Kecurigaan ini pun terungkap ketika kami menanyakan umur Niki sekarang. Dengan tubuh mungilnya ini seharusnya Niki sudah berusia 7 tahun. Ya 7 tahun dengan tubuh semungil balita 2 tahun. Tumbuh kembang Niki terganggu sejak dia berusia 5 bulan, tapi hanya satu setengah tahun terakhir ini keberadaan Niki disadari oleh petugas kesehatan setempat. Artinya setelah menginjak umur 5 tahunan, Niki baru saja diberikan penangan medis.

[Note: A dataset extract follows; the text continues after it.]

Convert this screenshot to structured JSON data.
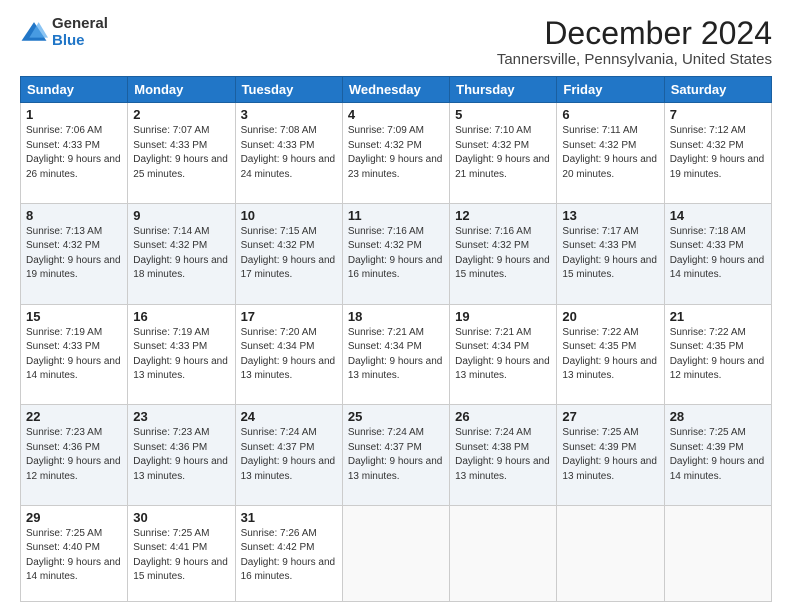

Tak banyak aktivitas yang dapat dilakukan oleh Niki selain menggeliat dengan tatapan kosong dipangkuan ibunya. Jangankan untuk bicara layaknya anak seumurannya, untuk menangis saja sepertinya butuh tenaga ekstra untuk mengekspresikannya. Sesekali terdengan suara batuk-batuk diserta nafas yang pendek dari rongga dadanya. Pada awalnya saya curiga bahwa Niki juga mengidap pneumonia. Tapi kecurigaan itu terbantahkan ketika sang ibu dengan santainya mengatakan bahwa Niki sekarang sedang terserang TBC di usianya yang masih belia.
Tak dapat dielakan, rasa iba muncul begitu saja dalam benak saya, mengalahkan rasa lelah yang sedang mengrogoti tubuh yang terforsir ini. Ditambah lagi, saya mendengar bahwa Niki sekarang tidak mendapatkan penanganan medis lagi. Penanganan Niki hanya bertahan sekitar 5 bulan, kemudian putus tanpa jejak dan usaha dari keluarga maupun tenaga kesehatan yang ada. Bermacam alasan pembelaan diri baik dari keluarga maupun tenaga kesehatan yang ada. Toh apapun itu, apakah sebuah nyawa tak berdosa lebih murah daripada sekedar harga diri orang dewasa?.
Kasus Niki hanyalah satu dari kasus-kasus lain yang masih “tersembunyi” dari “pengamatan” dinas kesehatan setempat. Masih ada Niki-niki lain yang sekarang ini hidup dalam kungkungan gizi buruk. Setidaknya dari data IPKM tahun 2013, sebanyak 37,42% balita di Nias Barat menderita gizi buruk dan gizi kurang. Jumlah ini tentunya bukan hal yang membanggakan untuk pulau secantik Nias.
Dalam perjalanan pulang ke Kota Gunung Sitoli saya pun termenung, mengingat-ingat perjuangan saya menjejakan kaki disini. Perjalanan “touring ekstrim tanpa safety riding” dan keterbatasan fasilitas hidup tak ada apa-apanya jika dibandingkan dengan permasalahan kesehatan yang tengah dihadapi masyarakat sini. Setidaknya harus ada yang “menyibak” tabir kemelut si Kabupaten peringkat 486 ini dari berbagai sisi. Masih terlalu dini untuk saya merasa “cengeng” meratapi kondisi lokasi pengumpulan data penelitian untuk 2 bulan ke depan. Dengan ditemani indahnya Pantai Nias di Kota Gunung Sitoli, saya pun hanya bisa berujar, aah.. Nias ku Sayang, Nias Barat ku....., Malang?.